Dzięki Wekto za podpowiedź z dotacją. Niestety ostatni program dla przydomowych oczyszczalni zakończył się w 2016. Masz rację, program Czyste Powietrze zgarnął cała pulę. BTW mam nadzieję na dotację właśnie na instalację gazową i kocioł w ramach programu... zobaczymy, jestem w trakcie.
Mam kominek napowietrzający na jednym końcu oczyszczalni, na drugim jest wylot - ta wentylacja wysoka o której mówiłem. Pompki nie potrzebuję, to jest oczyszczalnia Biorock bezprądowa.
Tak, mam tak jak opisałeś, wentylację oczyszczalni mam rozwiązana przed instalacją domową. Nie chciałem wprowadzać dodatkowych kanałów do domu, prowadzić pod ociepleniem, przebijać dachu części mieszkalnej pasywnej itp.
Ale rozumiem, że Ty oczyszczalnię masz ulokowaną przy części z dwuspadowym dachem? Na pewno łatwiej będzie Ci, tak jak mówisz, przerobić jeden z istniejących kanałów na wylot powietrza z oczyszczalni. Grzebanie teraz przy pokryciu dachu płaskiego to proszenie się o kłopoty z przeciekaniem. Nie sugeruj się tym że nie masz w garażu kanalizacji, ja też nie mam. To ma być tylko kanał wentylacyjny od oczyszczalni, nie musi się łączyć z kanalizacją.
Ale na pewno na Twoim miejscu posłuchałbym instalatora i zrobił ten kominek napowietrzający przy oczyszczalni. To powinno być łatwe w wykonaniu a na pewno pomoże. Dziwi mnie tylko że od razu Ci tego nie proponował, ale może są różne typy oczyszczalni.
Z tą studnią chłonną to dziwne, rozumiem że grunt masz przepuszczalny a wody gruntowe nisko?
Z przedmuchami zimnym powietrzem pewnie masz rację i nie będzie to mega problem. Ale akurat bezpośrednio nad jednym pionem kanalizacji przechodzącym przez sypialnię jest wyprowadzenie odpowietrzenia kanalizacji na nieogrzewany strych. Niby cienka rurka, ale zawsze coś. Na pewno ją porządnie ocieplę, i tak będzie ukryta za podwójna ścianką. Z pionem kanalizacji jeszcze pomyślę. Ok, koniec tematu, nie ma co dalej drążyć, dzięki za wsparcie. Czyli wygląda na to że nikt w domach pasywnych instalacji kanalizacyjnej nie izoluje, a przynajmniej nie jest to standardem.
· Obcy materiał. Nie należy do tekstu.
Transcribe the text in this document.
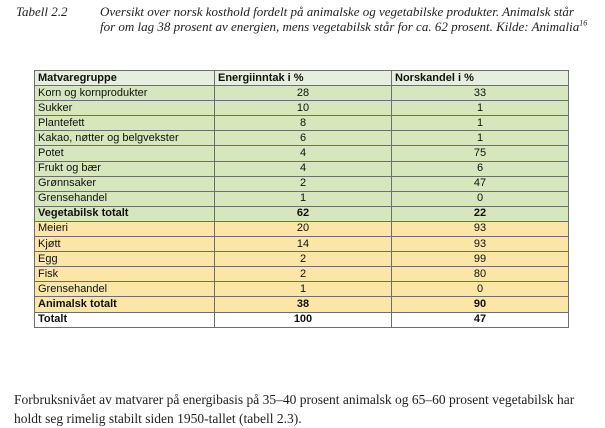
Tabell 2.2	Oversikt over norsk kosthold fordelt på animalske og vegetabilske produkter. Animalsk står for om lag 38 prosent av energien, mens vegetabilsk står for ca. 62 prosent. Kilde: Animalia$^{16}$
Matvaregruppe	Energiinntak i %	Norskandel i %
Korn og kornprodukter	28	33
Sukker	10	1
Plantefett	8	1
Kakao, nøtter og belgvekster	6	1
Potet	4	75
Frukt og bær	4	6
Grønnsaker	2	47
Grensehandel	1	0
Vegetabilsk totalt	62	22
Meieri	20	93
Kjøtt	14	93
Egg	2	99
Fisk	2	80
Grensehandel	1	0
Animalsk totalt	38	90
Totalt	100	47

Forbruksnivået av matvarer på energibasis på 35–40 prosent animalsk og 65–60 prosent vegetabilsk har holdt seg rimelig stabilt siden 1950-tallet (tabell 2.3).
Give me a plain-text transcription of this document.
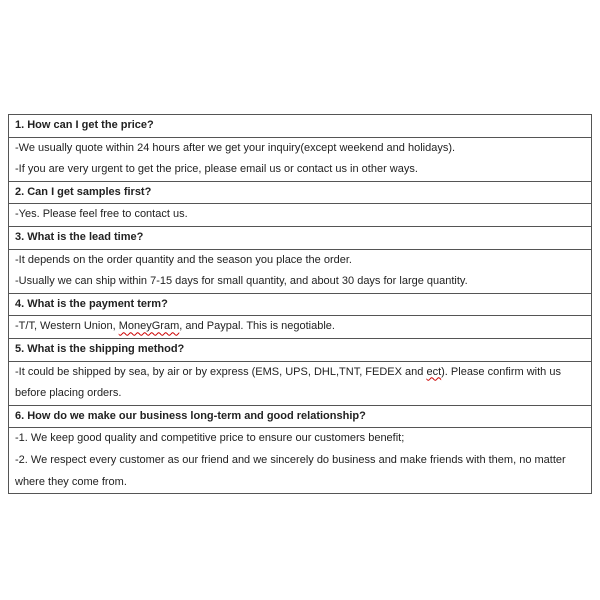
1. How can I get the price?

-We usually quote within 24 hours after we get your inquiry(except weekend and holidays).
-If you are very urgent to get the price, please email us or contact us in other ways.

2. Can I get samples first?

-Yes. Please feel free to contact us.

3. What is the lead time?

-It depends on the order quantity and the season you place the order.
-Usually we can ship within 7-15 days for small quantity, and about 30 days for large quantity.

4. What is the payment term?

-T/T, Western Union, MoneyGram, and Paypal. This is negotiable.

5. What is the shipping method?

-It could be shipped by sea, by air or by express (EMS, UPS, DHL,TNT, FEDEX and ect). Please confirm with us before placing orders.

6. How do we make our business long-term and good relationship?

-1. We keep good quality and competitive price to ensure our customers benefit;
-2. We respect every customer as our friend and we sincerely do business and make friends with them, no matter where they come from.
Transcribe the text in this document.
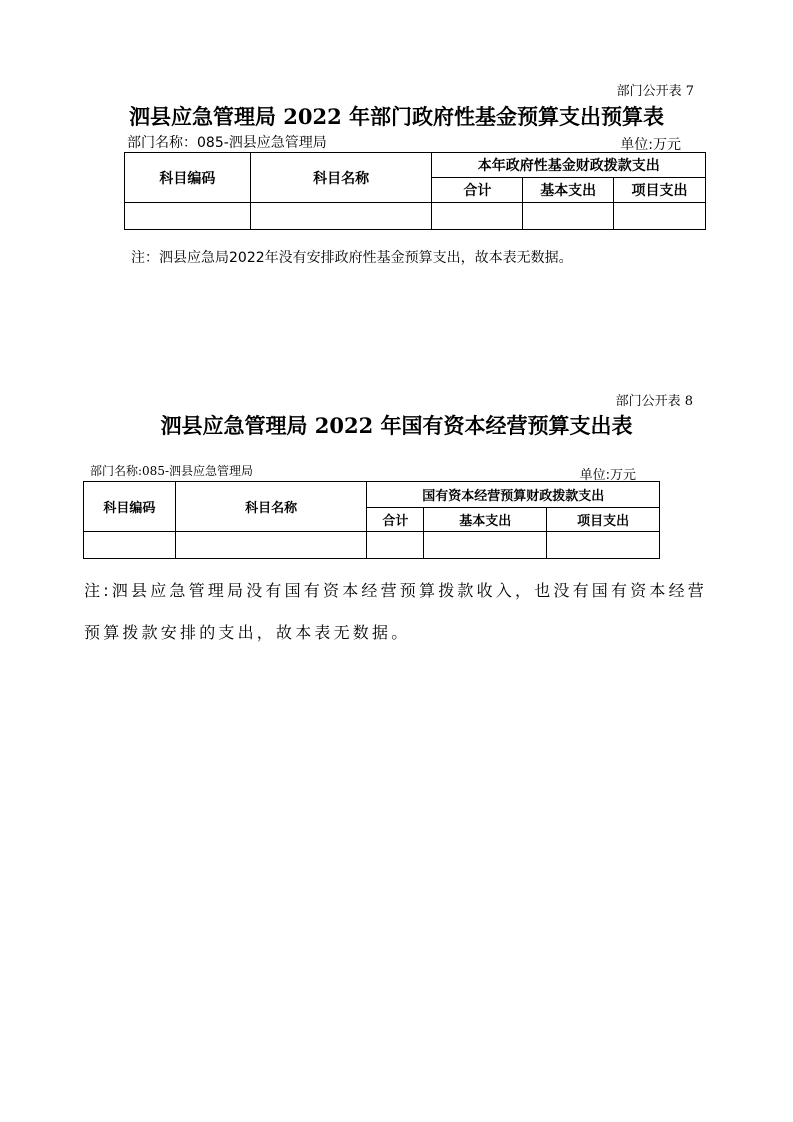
部门公开表 7
泗县应急管理局 2022 年部门政府性基金预算支出预算表
部门名称：085-泗县应急管理局	单位:万元
科目编码	科目名称	本年政府性基金财政拨款支出		
		合计	基本支出	项目支出

注：泗县应急局2022年没有安排政府性基金预算支出，故本表无数据。
部门公开表 8
泗县应急管理局 2022 年国有资本经营预算支出表
部门名称:085-泗县应急管理局	单位:万元
科目编码	科目名称	国有资本经营预算财政拨款支出		
		合计	基本支出	项目支出

注:泗县应急管理局没有国有资本经营预算拨款收入，也没有国有资本经营
预算拨款安排的支出，故本表无数据。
Kamil, coś mieszasz i generalizujesz z zależnością Ug i g. Wszędzie mam pakiety trzyszybowe, gdzie jedynym czynnikiem determinującym czy pakiet ma U=0,5 czy 0,6 to wielkość okna. Przy małych są szyby 4mm a przy dużych 6mm. Niech Cię nie zwiedzie nazwa małe i duże. Największe z małych gdzie szyby są grubości 4mm to okno 140x250 cm. Najmniejsze z dużych gdzie szyby są grubości 6mm to okno 180x250 cm. Oba okna są od południa, jak przeglądales zdjęcia, to jest to skrajne lewe i to obok na środku.
Przy Ug=0,5 g=60%
Przy Ug=0,6 g=58% przy grubszym szkleniu to był maksymalny wynik jaki mogliśmy uzyskać do zysków słonecznych.
Nie pisz proszę co jest najlepszym wyborem, bo jako taki nie istnieje.
Chcesz zysków słonecznych to podwyższasz g do granic możliwości, jednocześnie pamiętając o osłonach na lato. Nie chcesz zysków to robisz małe okna, obniżasz g i najlepiej zakładasz okiennice jak we Włoszech.
Dla okien wschodnich i zachodnich specjalnie obniżaliśmy współczynnik g. Dlaczego pisałem już wcześniej. Zimą i tak słońce ledwie liże takie okna ale za to latem do południa i po południu - pełna lampa.
I tak znów dla większych i mniejszych okien gdzie:
Ug=0,5 g=38%
Ug=0,6 g=43%
Jak widzisz Ug zależy od grubości szyb. Przy Ug=0,5 jesteś w stanie oscylowac z wynikiem g w obie strony w większym zakresie, przy Ug=0,6 w mniejszym.
Teraz aspekt wizualny, pan Krzysztof z Aprela ostrzegał mnie, ze mając w salonie okno na południe a tuż obok okno na wschód, może mnie drażnić różnica w kolorze szklenia, ze względu na współczynnik g różniący się o 15%.
Zaryzykowalem i mimo, że jestem autystycznym pedantem, różnicy nie widzę.
Mam nadzieję, że powyższe dane i wnioski przydadzą Ci się na etapie doboru stolarki.